Competition to lend is driving big corporate loan margins to ridiculous levels. Customers without a broader relationship in which they use other more profitable banking services are politely discouraged.

NatWest Markets, where these big customers are serviced, is the tortoise that quietly became a hare. It has now developed a broad enough spread of services to take that robust line. A few years ago it would have been shown laughingly to the door.

The cautious dividend increase of only 6 per cent is an easily explicable result of five years in which NatWest's total retained earnings add up to minus pounds 47m. At least another year of rebuilding capital will be needed for rises to reach Lloyds' stratospheric 20 per cent.

The real problem is not dividends but profitable lending. Last year lending shrunk pounds 6bn, and the half that was not from accounting changes explains part of the dullness of trading profits before bad debts.

Fears a year ago that NatWest would be held back by a shortage of capital now look silly.

Richard Goeltz, the finance director, calculates NatWest could lend another pounds 7bn, or nearly 7 per cent, without falling below its self- imposed floor of a 5.4 per cent ratio of capital to risk-weighted assets.

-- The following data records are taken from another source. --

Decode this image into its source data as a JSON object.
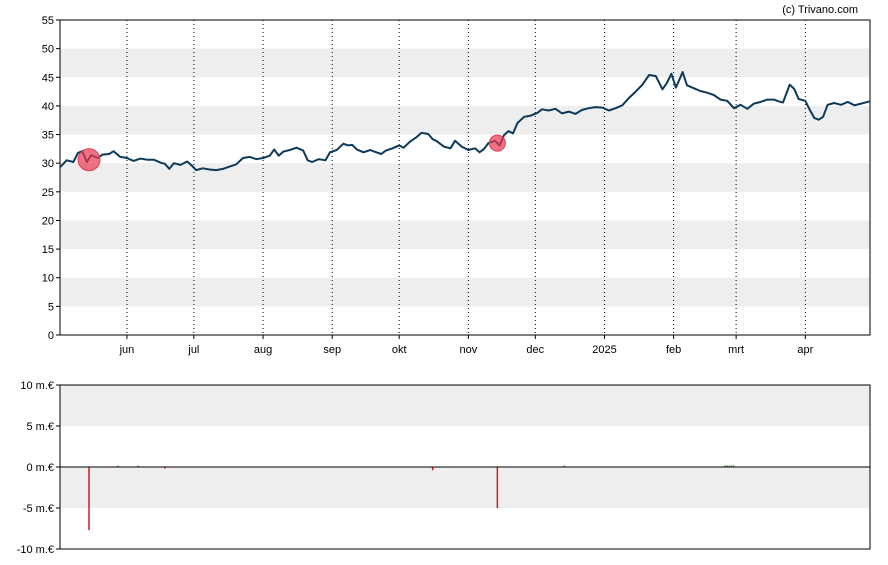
{
  "credit": "(c) Trivano.com",
  "colors": {
    "band": "#eeeeee",
    "line": "#0d3a5a",
    "marker": "#e8384f",
    "negative_bar": "#d11a1a",
    "positive_bar": "#1f9e3a",
    "axis": "#000000",
    "vgrid": "#000000"
  },
  "chart_data": [
    {
      "type": "line",
      "ylim": [
        0,
        55
      ],
      "y_ticks": [
        "0",
        "5",
        "10",
        "15",
        "20",
        "25",
        "30",
        "35",
        "40",
        "45",
        "50",
        "55"
      ],
      "x_range": [
        "2024-05-02",
        "2025-04-30"
      ],
      "month_ticks": [
        {
          "label": "jun",
          "date": "2024-06-01"
        },
        {
          "label": "jul",
          "date": "2024-07-01"
        },
        {
          "label": "aug",
          "date": "2024-08-01"
        },
        {
          "label": "sep",
          "date": "2024-09-01"
        },
        {
          "label": "okt",
          "date": "2024-10-01"
        },
        {
          "label": "nov",
          "date": "2024-11-01"
        },
        {
          "label": "dec",
          "date": "2024-12-01"
        },
        {
          "label": "2025",
          "date": "2025-01-01"
        },
        {
          "label": "feb",
          "date": "2025-02-01"
        },
        {
          "label": "mrt",
          "date": "2025-03-01"
        },
        {
          "label": "apr",
          "date": "2025-04-01"
        }
      ],
      "grid": "alternating horizontal bands, dotted monthly verticals",
      "series": [
        {
          "points": [
            [
              "2024-05-02",
              29.3
            ],
            [
              "2024-05-05",
              30.5
            ],
            [
              "2024-05-08",
              30.2
            ],
            [
              "2024-05-10",
              31.8
            ],
            [
              "2024-05-12",
              32.1
            ],
            [
              "2024-05-14",
              30.2
            ],
            [
              "2024-05-16",
              31.4
            ],
            [
              "2024-05-19",
              30.9
            ],
            [
              "2024-05-21",
              31.5
            ],
            [
              "2024-05-24",
              31.6
            ],
            [
              "2024-05-26",
              32.1
            ],
            [
              "2024-05-29",
              31.1
            ],
            [
              "2024-06-01",
              30.9
            ],
            [
              "2024-06-04",
              30.4
            ],
            [
              "2024-06-07",
              30.8
            ],
            [
              "2024-06-10",
              30.6
            ],
            [
              "2024-06-13",
              30.6
            ],
            [
              "2024-06-16",
              30.1
            ],
            [
              "2024-06-18",
              29.9
            ],
            [
              "2024-06-20",
              29.0
            ],
            [
              "2024-06-22",
              30.0
            ],
            [
              "2024-06-25",
              29.7
            ],
            [
              "2024-06-28",
              30.3
            ],
            [
              "2024-06-30",
              29.6
            ],
            [
              "2024-07-02",
              28.8
            ],
            [
              "2024-07-05",
              29.1
            ],
            [
              "2024-07-08",
              28.9
            ],
            [
              "2024-07-11",
              28.8
            ],
            [
              "2024-07-14",
              29.0
            ],
            [
              "2024-07-17",
              29.4
            ],
            [
              "2024-07-20",
              29.8
            ],
            [
              "2024-07-23",
              30.9
            ],
            [
              "2024-07-26",
              31.1
            ],
            [
              "2024-07-29",
              30.7
            ],
            [
              "2024-08-01",
              30.9
            ],
            [
              "2024-08-04",
              31.3
            ],
            [
              "2024-08-06",
              32.4
            ],
            [
              "2024-08-08",
              31.3
            ],
            [
              "2024-08-10",
              32.0
            ],
            [
              "2024-08-13",
              32.3
            ],
            [
              "2024-08-16",
              32.7
            ],
            [
              "2024-08-19",
              32.2
            ],
            [
              "2024-08-21",
              30.5
            ],
            [
              "2024-08-23",
              30.2
            ],
            [
              "2024-08-26",
              30.7
            ],
            [
              "2024-08-29",
              30.5
            ],
            [
              "2024-08-31",
              31.9
            ],
            [
              "2024-09-03",
              32.3
            ],
            [
              "2024-09-06",
              33.4
            ],
            [
              "2024-09-08",
              33.1
            ],
            [
              "2024-09-10",
              33.2
            ],
            [
              "2024-09-12",
              32.4
            ],
            [
              "2024-09-15",
              31.9
            ],
            [
              "2024-09-18",
              32.3
            ],
            [
              "2024-09-20",
              32.0
            ],
            [
              "2024-09-23",
              31.6
            ],
            [
              "2024-09-25",
              32.2
            ],
            [
              "2024-09-28",
              32.6
            ],
            [
              "2024-10-01",
              33.1
            ],
            [
              "2024-10-03",
              32.7
            ],
            [
              "2024-10-06",
              33.8
            ],
            [
              "2024-10-09",
              34.6
            ],
            [
              "2024-10-11",
              35.3
            ],
            [
              "2024-10-14",
              35.1
            ],
            [
              "2024-10-16",
              34.2
            ],
            [
              "2024-10-18",
              33.8
            ],
            [
              "2024-10-21",
              32.9
            ],
            [
              "2024-10-24",
              32.6
            ],
            [
              "2024-10-26",
              33.9
            ],
            [
              "2024-10-29",
              32.9
            ],
            [
              "2024-11-01",
              32.3
            ],
            [
              "2024-11-04",
              32.6
            ],
            [
              "2024-11-06",
              31.9
            ],
            [
              "2024-11-08",
              32.5
            ],
            [
              "2024-11-10",
              33.5
            ],
            [
              "2024-11-13",
              33.9
            ],
            [
              "2024-11-15",
              33.1
            ],
            [
              "2024-11-17",
              34.9
            ],
            [
              "2024-11-19",
              35.6
            ],
            [
              "2024-11-21",
              35.2
            ],
            [
              "2024-11-23",
              37.0
            ],
            [
              "2024-11-26",
              38.1
            ],
            [
              "2024-11-29",
              38.3
            ],
            [
              "2024-12-02",
              38.8
            ],
            [
              "2024-12-04",
              39.4
            ],
            [
              "2024-12-07",
              39.2
            ],
            [
              "2024-12-10",
              39.5
            ],
            [
              "2024-12-13",
              38.7
            ],
            [
              "2024-12-16",
              39.0
            ],
            [
              "2024-12-19",
              38.6
            ],
            [
              "2024-12-22",
              39.3
            ],
            [
              "2024-12-25",
              39.6
            ],
            [
              "2024-12-28",
              39.8
            ],
            [
              "2024-12-31",
              39.7
            ],
            [
              "2025-01-03",
              39.2
            ],
            [
              "2025-01-06",
              39.6
            ],
            [
              "2025-01-09",
              40.1
            ],
            [
              "2025-01-12",
              41.4
            ],
            [
              "2025-01-15",
              42.5
            ],
            [
              "2025-01-18",
              43.7
            ],
            [
              "2025-01-21",
              45.4
            ],
            [
              "2025-01-24",
              45.2
            ],
            [
              "2025-01-27",
              42.9
            ],
            [
              "2025-01-29",
              44.0
            ],
            [
              "2025-01-31",
              45.6
            ],
            [
              "2025-02-02",
              43.2
            ],
            [
              "2025-02-05",
              45.9
            ],
            [
              "2025-02-07",
              43.6
            ],
            [
              "2025-02-10",
              43.1
            ],
            [
              "2025-02-13",
              42.6
            ],
            [
              "2025-02-16",
              42.3
            ],
            [
              "2025-02-19",
              41.9
            ],
            [
              "2025-02-22",
              41.1
            ],
            [
              "2025-02-25",
              40.9
            ],
            [
              "2025-02-28",
              39.6
            ],
            [
              "2025-03-03",
              40.2
            ],
            [
              "2025-03-06",
              39.5
            ],
            [
              "2025-03-09",
              40.4
            ],
            [
              "2025-03-12",
              40.7
            ],
            [
              "2025-03-15",
              41.1
            ],
            [
              "2025-03-18",
              41.1
            ],
            [
              "2025-03-20",
              40.8
            ],
            [
              "2025-03-22",
              40.6
            ],
            [
              "2025-03-25",
              43.7
            ],
            [
              "2025-03-27",
              43.0
            ],
            [
              "2025-03-29",
              41.2
            ],
            [
              "2025-04-01",
              40.9
            ],
            [
              "2025-04-03",
              39.3
            ],
            [
              "2025-04-05",
              37.9
            ],
            [
              "2025-04-07",
              37.6
            ],
            [
              "2025-04-09",
              38.1
            ],
            [
              "2025-04-11",
              40.2
            ],
            [
              "2025-04-14",
              40.5
            ],
            [
              "2025-04-17",
              40.2
            ],
            [
              "2025-04-20",
              40.7
            ],
            [
              "2025-04-23",
              40.1
            ],
            [
              "2025-04-26",
              40.4
            ],
            [
              "2025-04-30",
              40.8
            ]
          ]
        }
      ],
      "markers": [
        {
          "date": "2024-05-15",
          "value": 30.6,
          "size": "large"
        },
        {
          "date": "2024-11-14",
          "value": 33.5,
          "size": "small"
        }
      ]
    },
    {
      "type": "bar",
      "ylim": [
        -10,
        10
      ],
      "y_ticks": [
        "-10 m.€",
        "-5 m.€",
        "0 m.€",
        "5 m.€",
        "10 m.€"
      ],
      "bars": [
        {
          "date": "2024-05-15",
          "value": -7.7
        },
        {
          "date": "2024-05-28",
          "value": 0.1
        },
        {
          "date": "2024-06-06",
          "value": 0.05
        },
        {
          "date": "2024-06-18",
          "value": -0.1
        },
        {
          "date": "2024-10-16",
          "value": -0.4
        },
        {
          "date": "2024-11-14",
          "value": -5.0
        },
        {
          "date": "2024-12-14",
          "value": 0.05
        },
        {
          "date": "2025-02-24",
          "value": 0.05
        },
        {
          "date": "2025-02-25",
          "value": 0.05
        },
        {
          "date": "2025-02-26",
          "value": 0.05
        },
        {
          "date": "2025-02-27",
          "value": 0.05
        },
        {
          "date": "2025-02-28",
          "value": 0.05
        }
      ]
    }
  ]
}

The pounds 7bn is a risk-adjusted figure. If it were all mortgages, for example, it would allow pounds 14bn of loans since they have such a low risk weighting.

Clearing banks have more ways of saving capital than shareholders ever suspected when they had rights issues dumped on them in the 1980s. But banks cannot do much to make customers borrow. Those peak share price levels last year were hard to justify.